The Government points to a reduction in public-sector numbers due to a recruitment freeze -- as if those who take early retirement are abducted by aliens to a planet beyond the galaxy, and not into Ireland's Ponzi pension scheme, which quadrupled its liabilities to €120bn over the past decade while losing most of its assets to the bank bailout.

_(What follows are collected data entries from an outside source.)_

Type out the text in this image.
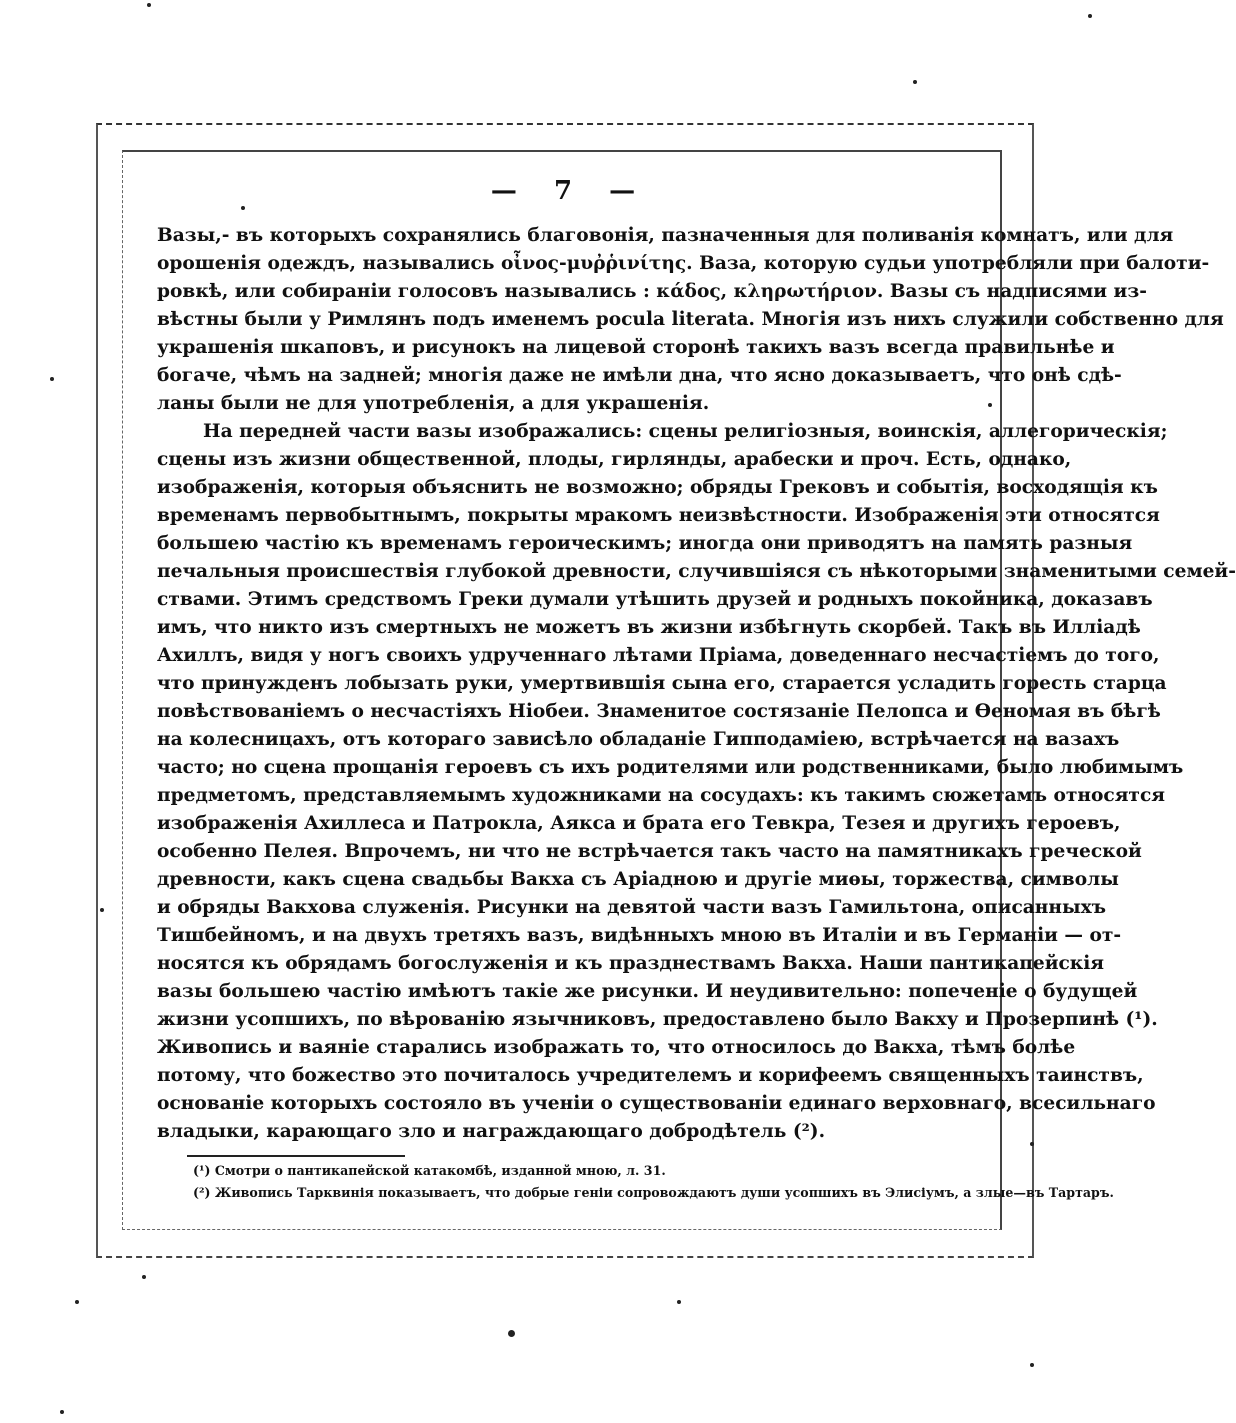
— 7 —
Вазы,- въ которыхъ сохранялись благовонія, пазначенныя для поливанія комнатъ, или для
орошенія одеждъ, назывались οἶνος-μυῤῥινίτης. Ваза, которую судьи употребляли при балоти-
ровкѣ, или собираніи голосовъ назывались : κάδος, κληρωτήριον. Вазы съ надписями из-
вѣстны были у Римлянъ подъ именемъ pocula literata. Многія изъ нихъ служили собственно для
украшенія шкаповъ, и рисунокъ на лицевой сторонѣ такихъ вазъ всегда правильнѣе и
богаче, чѣмъ на задней; многія даже не имѣли дна, что ясно доказываетъ, что онѣ сдѣ-
ланы были не для употребленія, а для украшенія.
На передней части вазы изображались: сцены религіозныя, воинскія, аллегорическія;
сцены изъ жизни общественной, плоды, гирлянды, арабески и проч. Есть, однако,
изображенія, которыя объяснить не возможно; обряды Грековъ и событія, восходящія къ
временамъ первобытнымъ, покрыты мракомъ неизвѣстности. Изображенія эти относятся
большею частію къ временамъ героическимъ; иногда они приводятъ на память разныя
печальныя происшествія глубокой древности, случившіяся съ нѣкоторыми знаменитыми семей-
ствами. Этимъ средствомъ Греки думали утѣшить друзей и родныхъ покойника, доказавъ
имъ, что никто изъ смертныхъ не можетъ въ жизни избѣгнуть скорбей. Такъ въ Илліадѣ
Ахиллъ, видя у ногъ своихъ удрученнаго лѣтами Пріама, доведеннаго несчастіемъ до того,
что принужденъ лобызать руки, умертвившія сына его, старается усладить горесть старца
повѣствованіемъ о несчастіяхъ Ніобеи. Знаменитое состязаніе Пелопса и Ѳеномая въ бѣгѣ
на колесницахъ, отъ котораго зависѣло обладаніе Гипподаміею, встрѣчается на вазахъ
часто; но сцена прощанія героевъ съ ихъ родителями или родственниками, было любимымъ
предметомъ, представляемымъ художниками на сосудахъ: къ такимъ сюжетамъ относятся
изображенія Ахиллеса и Патрокла, Аякса и брата его Тевкра, Тезея и другихъ героевъ,
особенно Пелея. Впрочемъ, ни что не встрѣчается такъ часто на памятникахъ греческой
древности, какъ сцена свадьбы Вакха съ Аріадною и другіе миѳы, торжества, символы
и обряды Вакхова служенія. Рисунки на девятой части вазъ Гамильтона, описанныхъ
Тишбейномъ, и на двухъ третяхъ вазъ, видѣнныхъ мною въ Италіи и въ Германіи — от-
носятся къ обрядамъ богослуженія и къ празднествамъ Вакха. Наши пантикапейскія
вазы большею частію имѣютъ такіе же рисунки. И неудивительно: попеченіе о будущей
жизни усопшихъ, по вѣрованію язычниковъ, предоставлено было Вакху и Прозерпинѣ (¹).
Живопись и ваяніе старались изображать то, что относилось до Вакха, тѣмъ болѣе
потому, что божество это почиталось учредителемъ и корифеемъ священныхъ таинствъ,
основаніе которыхъ состояло въ ученіи о существованіи единаго верховнаго, всесильнаго
владыки, карающаго зло и награждающаго добродѣтель (²).
(¹) Смотри о пантикапейской катакомбѣ, изданной мною, л. 31.
(²) Живопись Тарквинія показываетъ, что добрые геніи сопровождаютъ души усопшихъ въ Элисіумъ, а злые—въ Тартаръ.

So while Time magazine and others eulogise the plucky leader of the Irish people, the truth is that Enda Kenny leads a Vichy government -- captive externally to creditors that still insist on loading bank debt onto the sovereign, and internally to a tribe of insiders led by union godfathers in a deal that protects the Government's own excessive pay and pensions while bankers lean over its shoulders to rewrite insolvency laws.
This isn't just crony capitalism. It's crony democracy.